Я позвонил Кузнецову и пошел к нему с картой. Он взглянул на нее:
— Я так и думал. Пойдемте к командующему.
Мы пришли к Штерну. Я представился и разложил карту.
— Ну, потрудились японцы, — усмехнулся Штерн. Ну что ж. Придется дать команду: «Всем по своим местам, шагом марш!»
На следующий день Штерн с группой офицеров вылетел в 1-ю армейскую группу. Он долго говорил с Жуковым наедине. Жуков вышел после разговора раздраженным. Распорядился подготовить приказ. Приказ на перегруппировку войск и на вывод из непосредственного подчинения армии всех отрядов, на возвращение их в свои части.

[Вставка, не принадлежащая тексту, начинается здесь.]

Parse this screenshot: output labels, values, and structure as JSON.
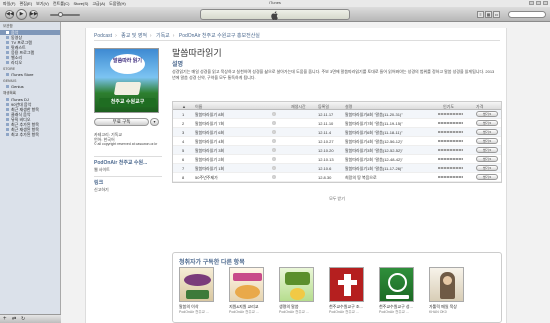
{
  "window": {
    "title": "iTunes"
  },
  "menu": [
    "파일(F)",
    "편집(E)",
    "보기(V)",
    "컨트롤(C)",
    "Store(S)",
    "고급(A)",
    "도움말(H)"
  ],
  "toolbar": {
    "prev": "◀◀",
    "play": "▶",
    "next": "▶▶",
    "logo": ""
  },
  "sidebar": {
    "sections": [
      {
        "header": "보관함",
        "items": [
          "음악",
          "동영상",
          "TV 프로그램",
          "팟캐스트",
          "응용 프로그램",
          "벨소리",
          "라디오"
        ]
      },
      {
        "header": "STORE",
        "items": [
          "iTunes Store"
        ]
      },
      {
        "header": "GENIUS",
        "items": [
          "Genius"
        ]
      },
      {
        "header": "재생목록",
        "items": [
          "iTunes DJ",
          "90년대 음악",
          "최근 재생한 항목",
          "클래식 음악",
          "뮤직 비디오",
          "최근 추가된 항목",
          "최근 재생된 항목",
          "최고 추가된 항목"
        ]
      }
    ],
    "selected": "음악"
  },
  "breadcrumb": [
    "Podcast",
    "종교 및 영적",
    "기독교",
    "PodOnAir 천주교 수원교구 홍보전산실"
  ],
  "podcast": {
    "cover_title": "말씀따라 읽기",
    "cover_org": "천주교 수원교구",
    "subscribe": "무료 구독",
    "category": "카테고리: 기독교",
    "language": "언어: 한국어",
    "copyright": "© all copyright reserved at casuwon.or.kr",
    "provider_title": "PodOnAir 천주교 수원...",
    "provider_link": "웹 사이트",
    "links_title": "링크",
    "links_item": "신고하기",
    "title": "말씀따라읽기",
    "desc_head": "설명",
    "description": "성경읽기는 매일 성경을 읽고 묵상하고 실천하며 성경을 삶으로 살아가는데 도움을 줍니다. 주보 3면에 말씀따라읽기를 토대로 들어 읽어봐야는 성경의 범위를 정하고 말씀 성경을 읽게됩니다. 2013년에 말씀 성경 신약, 구약을 모두 통독하게 됩니다."
  },
  "episodes": {
    "headers": {
      "num": "▲",
      "name": "이름",
      "time": "재생시간",
      "date": "등록일",
      "desc": "설명",
      "popularity": "인기도",
      "price": "가격"
    },
    "rows": [
      {
        "num": "1",
        "name": "말씀따라읽기 8회",
        "time": "",
        "date": "12.11.17",
        "desc": "말씀따라읽기8회 \"말씀(11-20-31)\"",
        "btn": "받기 ▾"
      },
      {
        "num": "2",
        "name": "말씀따라읽기 7회",
        "time": "",
        "date": "12.11.10",
        "desc": "말씀따라읽기7회 \"말씀(11-19-15)\"",
        "btn": "받기 ▾"
      },
      {
        "num": "3",
        "name": "말씀따라읽기 6회",
        "time": "",
        "date": "12.11.4",
        "desc": "말씀따라읽기6회 \"말씀(11-18-11)\"",
        "btn": "받기 ▾"
      },
      {
        "num": "4",
        "name": "말씀따라읽기 4회",
        "time": "",
        "date": "12.10.27",
        "desc": "말씀따라읽기4회 \"말씀(12-56-12)\"",
        "btn": "받기 ▾"
      },
      {
        "num": "5",
        "name": "말씀따라읽기 3회",
        "time": "",
        "date": "12.10.20",
        "desc": "말씀따라읽기3회 \"말씀(12-52-52)\"",
        "btn": "받기 ▾"
      },
      {
        "num": "6",
        "name": "말씀따라읽기 2회",
        "time": "",
        "date": "12.10.13",
        "desc": "말씀따라읽기2회 \"말씀(12-48-42)\"",
        "btn": "받기 ▾"
      },
      {
        "num": "7",
        "name": "말씀따라읽기 1회",
        "time": "",
        "date": "12.10.6",
        "desc": "말씀따라읽기1회 \"말씀(11-17-26)\"",
        "btn": "받기 ▾"
      },
      {
        "num": "8",
        "name": "50주년주제가",
        "time": "",
        "date": "12.8.30",
        "desc": "희망의 땅 복음으로",
        "btn": "받기 ▾"
      }
    ],
    "all": "모두 받기"
  },
  "also": {
    "title": "청취자가 구독한 다른 항목",
    "items": [
      {
        "name": "말씀의 이삭",
        "sub": "PodOnAir 천주교 ..."
      },
      {
        "name": "지원&지원 교리교",
        "sub": "PodOnAir 천주교 ..."
      },
      {
        "name": "생명의 말씀",
        "sub": "PodOnAir 천주교 ..."
      },
      {
        "name": "천주교수원교구 조...",
        "sub": "PodOnAir 천주교 ..."
      },
      {
        "name": "천주교수원교구 성...",
        "sub": "PodOnAir 천주교 ..."
      },
      {
        "name": "가톨릭 매일 묵상",
        "sub": "KHAN OK0"
      }
    ]
  }
}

Неделю по ночам шли передвижения отрядов. Японцы, не понимая, что у нас происходит, нервничали. Обстреливали из минометов и орудий, пускали ракеты, постреливали и из пулеметов. Под минометный обстрел несколько раз попадал и я. Ведь мы, приехавшие со Штерном, ходили контролировать перегруппировку. Странно чувствуешь себя под минами — как голый на ровной, ровной поверхности. Некуда скрыться. Как бы ты ни вжимался в землю, в какую бы ямку не залезал, чувство, что тебя видят, не проходило. Я думал, что это с непривычки, но и потом в войне с немецко-фашистской армией я переживал сходное чувство, когда попадал под минометный обстрел.
И недаром боялся я мин. Одна из них нашла меня. Осколок на излете воткнулся мне под левую лопатку. В ближайшей медсанроте мне выдернули его, промыли и заклеили рану. Так получил я первое боевое крещение кровью.
Штерн сразу начал готовить наступление с целью окружения и уничтожения японских войск, вторгшихся на территорию, которую мы считали монгольской. Об этом следует сказать несколько слов. Я сам видел старые китайские и монгольские карты, на которых совершенно четко граница идет по речке Халхин-Гол. Но из более новых есть карта, на которой граница на одном небольшом участке проходит по ту сторону реки. Проводя демаркацию границы, монголы пользовались этой картой. Граница со стороны Манчжурии и внутренней Монголии тогда еще не охранялась и войска внешней Монголии без сопротивления поставили границу как им хотелось. Когда японцы вздумали тоже стать на границе, они пошли к реке Халхин-Гол, легко прогнав пограничную стражу монголов.